Roberto de Mattei, Apologia della Tradizione. Proscritto a Il Concilio Vaticano II. Una storia mai scritta, Lindau, Torino 2011, pp. 164, € 16.00).

sabato 19 novembre 2011

L’IMPORTANZA DELL’ANALOGIA DI PROPORZIONALITÀ E DI ATTRIBUZIONE NELLA TEOLOGIA. Da Gaetano a p. Tyn, da Ferrarense a p. Fabro

 

Introduzione
Nell’antichità pagana la storia del concetto di analogia come “proporzione matematica” o “rapporto di rapporti” (analogia di proporzionalità) ha avuto in Eraclito (+ 480 a. C.) e Parmenide (V sec. a. C.) i suoi precursori. Mentre bisogna attendere Proclo (+ 485 d. C.) per avere la nozione di “un termine con un termine o capacità di recepire l’essere partecipato” (analogia di attribuzione).
● La questione dell’analogia è stata ed è ancor oggi molto dibattuta anche in ambiente tomistico.
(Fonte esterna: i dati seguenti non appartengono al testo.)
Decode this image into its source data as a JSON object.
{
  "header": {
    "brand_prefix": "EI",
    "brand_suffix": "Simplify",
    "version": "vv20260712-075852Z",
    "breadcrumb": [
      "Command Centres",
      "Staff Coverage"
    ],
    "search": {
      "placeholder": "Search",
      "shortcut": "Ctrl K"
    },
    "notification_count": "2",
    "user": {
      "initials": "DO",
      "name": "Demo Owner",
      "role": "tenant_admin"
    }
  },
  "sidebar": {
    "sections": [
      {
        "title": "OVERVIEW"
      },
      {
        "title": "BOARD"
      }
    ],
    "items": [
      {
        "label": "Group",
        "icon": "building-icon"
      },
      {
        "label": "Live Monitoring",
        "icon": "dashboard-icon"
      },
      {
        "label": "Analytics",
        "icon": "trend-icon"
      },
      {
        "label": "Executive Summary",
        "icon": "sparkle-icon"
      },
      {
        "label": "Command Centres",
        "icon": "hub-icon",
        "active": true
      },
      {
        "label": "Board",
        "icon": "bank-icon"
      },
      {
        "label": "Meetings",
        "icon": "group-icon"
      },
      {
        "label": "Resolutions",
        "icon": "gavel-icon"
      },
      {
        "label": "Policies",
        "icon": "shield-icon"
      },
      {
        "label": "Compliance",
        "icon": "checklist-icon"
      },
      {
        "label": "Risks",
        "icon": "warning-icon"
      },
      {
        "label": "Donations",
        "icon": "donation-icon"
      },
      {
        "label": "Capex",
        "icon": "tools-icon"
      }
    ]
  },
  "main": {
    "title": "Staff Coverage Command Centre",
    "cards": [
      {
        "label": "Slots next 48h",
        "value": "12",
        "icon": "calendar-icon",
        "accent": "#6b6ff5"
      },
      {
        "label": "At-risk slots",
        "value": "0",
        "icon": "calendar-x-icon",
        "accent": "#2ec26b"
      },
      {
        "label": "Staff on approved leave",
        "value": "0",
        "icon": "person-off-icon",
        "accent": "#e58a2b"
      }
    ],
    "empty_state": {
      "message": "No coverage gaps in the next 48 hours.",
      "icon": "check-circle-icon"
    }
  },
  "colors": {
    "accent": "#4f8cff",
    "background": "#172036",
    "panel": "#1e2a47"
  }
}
L’Angelico l’ha utilizzata ampiamente senza darne una definizione e una divisone esplicita, ma se ne è servito - tramite esempi - soprattutto per poter parlare di Dio senza equivocare (nichilismo teologico o apofatismo) o univocizzare (panteismo). Vi sono sostanzialmente due scuole tomistiche che hanno una diversa concezione dell’analogia: a) quella che va dal Gaetano (+ 1534) sino al p. Reginaldo Garrigou-Lagrange (+ 1964) e al p. Tomas Tyn (+ 1990), e b) quella che va dal Ferrerese (+ 1528) sino al p. Cornelio Fabro (+ 1995), al p. Tito Sante Centi (+ 2011) e al p. Battista Mondin. Inoltre nella IV delle XXIV Tesi del Tomismo (DS, 3604) commissionate il 29 luglio 1914 da S. Pio X al p. Guido Mattiussi, approvate il 27 luglio del 1914 e promulgate il 7 marzo 1916 da Benedetto XV si parla esplicitamente di “analogia di attribuzione” e di “proporzionalità”.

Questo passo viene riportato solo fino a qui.